Thursday, June 02, 2011

Nice guys finish last

Better a man-centered theology than one that revolves around a being hardly distinguishable from the devil.

What is Reprehensible about Calvinism
Though consistent in form, the theory of supralapsarianism is utterly repugnant...This heinous philosophical-theological error places one's salvation in a cold (seemingly arbitrary) decree...

Which reminds to spot Arminians and Calvinists:


The good boy. Sensitive male. Wears a bow-tie. Does whatever mommy tells him. Eats the right food. Never swears, smokes, drinks, or dates girls who do. Was class president. Won state spelling bee. Never cut class. In bed by 9 every night. Drives hybrid car. Never speeds, double parks, or walks on the grass. Sorts garbage into specified recycling bins. Into checkers. Barbershop quartet. Think Father Knows Best.

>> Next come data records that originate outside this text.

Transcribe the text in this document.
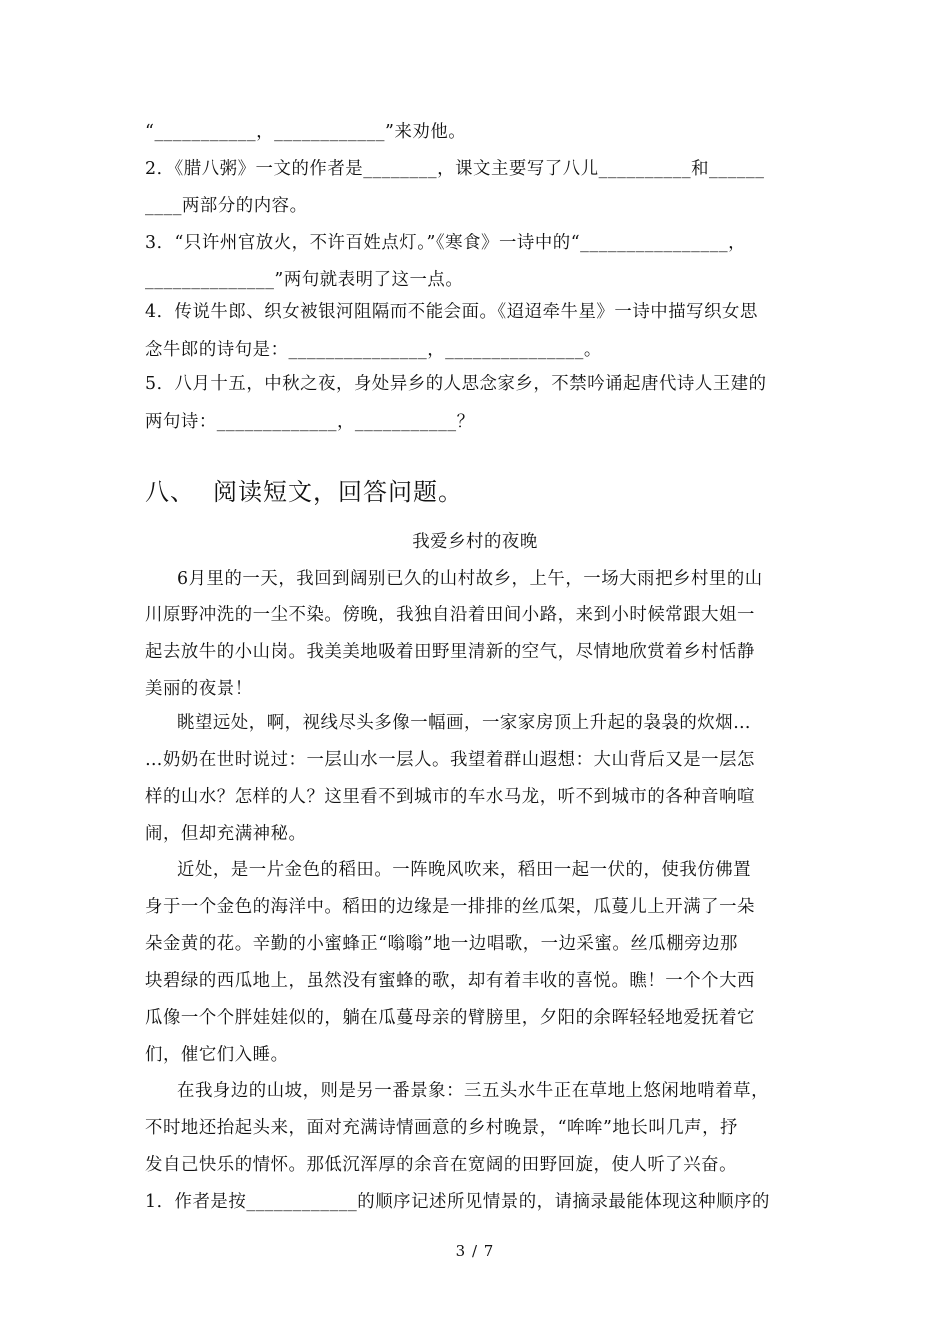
“___________，____________”来劝他。
2．《腊八粥》一文的作者是________，课文主要写了八儿__________和______
____两部分的内容。
3．“只许州官放火，不许百姓点灯。”《寒食》一诗中的“________________，
______________”两句就表明了这一点。
4．传说牛郎、织女被银河阻隔而不能会面。《迢迢牵牛星》一诗中描写织女思
念牛郎的诗句是：_______________，_______________。
5．八月十五，中秋之夜，身处异乡的人思念家乡，不禁吟诵起唐代诗人王建的
两句诗：_____________，___________？
6月里的一天，我回到阔别已久的山村故乡，上午，一场大雨把乡村里的山
川原野冲洗的一尘不染。傍晚，我独自沿着田间小路，来到小时候常跟大姐一
起去放牛的小山岗。我美美地吸着田野里清新的空气，尽情地欣赏着乡村恬静
美丽的夜景！
眺望远处，啊，视线尽头多像一幅画，一家家房顶上升起的袅袅的炊烟…
…奶奶在世时说过：一层山水一层人。我望着群山遐想：大山背后又是一层怎
样的山水？怎样的人？这里看不到城市的车水马龙，听不到城市的各种音响喧
闹，但却充满神秘。
近处，是一片金色的稻田。一阵晚风吹来，稻田一起一伏的，使我仿佛置
身于一个金色的海洋中。稻田的边缘是一排排的丝瓜架，瓜蔓儿上开满了一朵
朵金黄的花。辛勤的小蜜蜂正“嗡嗡”地一边唱歌，一边采蜜。丝瓜棚旁边那
块碧绿的西瓜地上，虽然没有蜜蜂的歌，却有着丰收的喜悦。瞧！一个个大西
瓜像一个个胖娃娃似的，躺在瓜蔓母亲的臂膀里，夕阳的余晖轻轻地爱抚着它
们，催它们入睡。
在我身边的山坡，则是另一番景象：三五头水牛正在草地上悠闲地啃着草，
不时地还抬起头来，面对充满诗情画意的乡村晚景，“哞哞”地长叫几声，抒
发自己快乐的情怀。那低沉浑厚的余音在宽阔的田野回旋，使人听了兴奋。
1．作者是按____________的顺序记述所见情景的，请摘录最能体现这种顺序的
八、 阅读短文，回答问题。
我爱乡村的夜晚
3 / 7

The bad boy. Gone to the devil. Has that daredevil, devil-may-care attitude. Tattoos. Wears leather jacket. Rides a Harley. Plays a mean game of pool and poker. Into football, hockey, MMA, motocross, windsurfing, hang gliding, autoracing. Hunting. Latin dance. Think Magnum P. I. The Hustler. The Cincinnati Kid. 


  1. Tattoos. Wears leather jacket. Rides a Harley...

    Heh, I'm in luck. I just had a Harley tattoo put on my leather jacket!

  2. Wait, wait James White has on occasion worn a bow tie does this mean he's a crypto-arminian? Not.